Las ondinas que viven en los lagos de Escocia son conocidas por el nombre de Kelpies.
Uno de estos extraños seres se encaprichó de un monje al que intentaba seducir de todas las maneras posibles.
El santo varón, sin embargo, consiguió resistir sus propósitos arguyendo que primero tenía que aprender a vivir bajo el agua.
Como esto era imposible, la kelpie acabó por despedirse de este proyecto amoroso, no sin antes haber derramado abundantes lágrimas, que se transformaron en guijarros de color verde gris, a los que los escoceses dan el nombre de "lágrimas de sirenas".
En una ocasión, en Escocia, una de estas criaturas frecuentaba un tranquilo estanque, a veces con forma de un precioso pez, otras en la de una doncella tan grácil como los abedules que se contoneaban junto al agua.
Aunque nadie pudo decir cómo sucedió, sedujo a un joven llamado Colvill, que acabó abandonando a los suyos para estar con ella en la laguna.
Durante todo un verano gozó de un placer infinito en los brazos de la ninfa, yaciendo entre los árboles.
Y de no haber sido por su familia, que concertó su matrimonio con una mujer mortal tan risueña y alegre como el mismísimo verano, hubiese desperdiciado su vida de esta manera.
Después de la boda, Covill permaneció a su lado durante algunos días, aparentemente ajeno a los hechizantes peligros del otro mundo.
Pero, sin saberlo, su esposa le hizo caer de nuevo en las redes de la doncella de las aguas.
Había oído hablar de sus citas.
Una tarde, en el jardín de la casa de sus padres, le pidió que no volviera al estanque.
Covill miró fijamente a su dama y en medio de ese decorado, acudió a su mente la imagen del estanque de la montaña, con sus delicados abedules, y la del pelo suelto y los ojos marrones y sonrientes de la ninfa.
Covill abandonó a su mujer y regresó al estanque.

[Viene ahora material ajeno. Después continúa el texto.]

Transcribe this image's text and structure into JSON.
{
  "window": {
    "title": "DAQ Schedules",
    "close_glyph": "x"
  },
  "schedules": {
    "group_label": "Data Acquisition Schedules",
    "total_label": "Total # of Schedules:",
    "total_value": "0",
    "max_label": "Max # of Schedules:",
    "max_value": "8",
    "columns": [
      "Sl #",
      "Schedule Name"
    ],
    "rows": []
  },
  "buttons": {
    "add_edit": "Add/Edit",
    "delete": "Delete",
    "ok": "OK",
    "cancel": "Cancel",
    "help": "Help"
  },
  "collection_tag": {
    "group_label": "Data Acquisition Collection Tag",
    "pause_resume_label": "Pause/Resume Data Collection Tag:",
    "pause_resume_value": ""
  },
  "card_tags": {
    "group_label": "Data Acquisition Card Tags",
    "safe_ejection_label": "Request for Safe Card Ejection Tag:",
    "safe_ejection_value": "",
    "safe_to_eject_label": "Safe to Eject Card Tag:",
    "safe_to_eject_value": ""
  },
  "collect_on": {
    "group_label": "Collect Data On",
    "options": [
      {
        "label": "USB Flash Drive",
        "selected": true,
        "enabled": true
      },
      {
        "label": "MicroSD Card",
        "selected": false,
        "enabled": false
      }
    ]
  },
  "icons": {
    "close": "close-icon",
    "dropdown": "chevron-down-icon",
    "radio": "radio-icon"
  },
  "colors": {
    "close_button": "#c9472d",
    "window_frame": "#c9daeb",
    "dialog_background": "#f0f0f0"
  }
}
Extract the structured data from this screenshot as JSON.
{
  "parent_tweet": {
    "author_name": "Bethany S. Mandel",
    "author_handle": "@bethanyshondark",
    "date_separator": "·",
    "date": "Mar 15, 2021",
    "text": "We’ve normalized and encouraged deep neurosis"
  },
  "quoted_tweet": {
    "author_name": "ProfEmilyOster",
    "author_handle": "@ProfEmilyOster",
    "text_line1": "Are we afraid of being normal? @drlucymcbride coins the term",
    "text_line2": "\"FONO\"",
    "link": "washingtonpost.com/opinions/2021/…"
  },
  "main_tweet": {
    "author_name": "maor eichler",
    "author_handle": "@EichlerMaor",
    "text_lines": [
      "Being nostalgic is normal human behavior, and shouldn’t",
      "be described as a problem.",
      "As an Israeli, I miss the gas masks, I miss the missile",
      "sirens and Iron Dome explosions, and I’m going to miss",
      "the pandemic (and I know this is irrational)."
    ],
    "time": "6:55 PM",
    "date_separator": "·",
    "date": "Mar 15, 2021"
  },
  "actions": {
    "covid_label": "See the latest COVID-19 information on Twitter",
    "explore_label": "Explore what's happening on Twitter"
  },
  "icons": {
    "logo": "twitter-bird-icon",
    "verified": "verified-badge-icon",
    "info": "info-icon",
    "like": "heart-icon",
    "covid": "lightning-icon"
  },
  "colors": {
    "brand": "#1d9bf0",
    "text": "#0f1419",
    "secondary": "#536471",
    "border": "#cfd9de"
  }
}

En su hogar de las tierras altas, la ninfa de las aguas le estaba esperando, casi invisible entre los nenúfares.
Atusándose el pelo, le preguntó:
-¿Te gusta mucho tu nueva dama, joven Covill?- dijo con suavidad.
El respondió que no y la abrazó, pero la ninfa sólo le sonreía: una sonrisa tan fría como el agua que vigilaba.
-¿No te duele la cabeza, joven Covill?
De repente notó un dolor tan intenso en sus sienes que le saltaron las lágrimas de los ojos.
-Corta un pedazo de mi vestido y envuélvete la cabeza, su magia te aliviará el sufrimiento.
Así lo hizo. Con su cuchillo cortó una tira del blusón que llevaba puesto la ninfa, mientras ella le observaba con ojos inexpresivos.
Como si fuese una cuerda de hierro, la seda se hincó en su cráneo, cada vez con más fuerza, hasta que el hueso se quebró y brotó sangre de sus oídos.
Sus pies vacilaron mientras clavaba los dedos en la venda de la ninfa, intentando quitársela, pero sólo consiguió que se apretara más.
Se volvió hacia ella cuchillo en ristre, pero la ninfa se alejó rápidamente, ligera como las gotas de agua.
Se detuvo un instante al borde del estanque y dijo:
-Está muy mal joven Covill, abandonarme por una doncella mortal.
El muchacho cayó al suelo enloquecido de dolor y la ninfa se sumergió en la laguna.
Cuando por fin los amigos de Covill salieron a buscarle, le encontraron ahogado.
Nada pudieron ver en el estanque, exceptuando el airoso coleteo de un hermoso pez.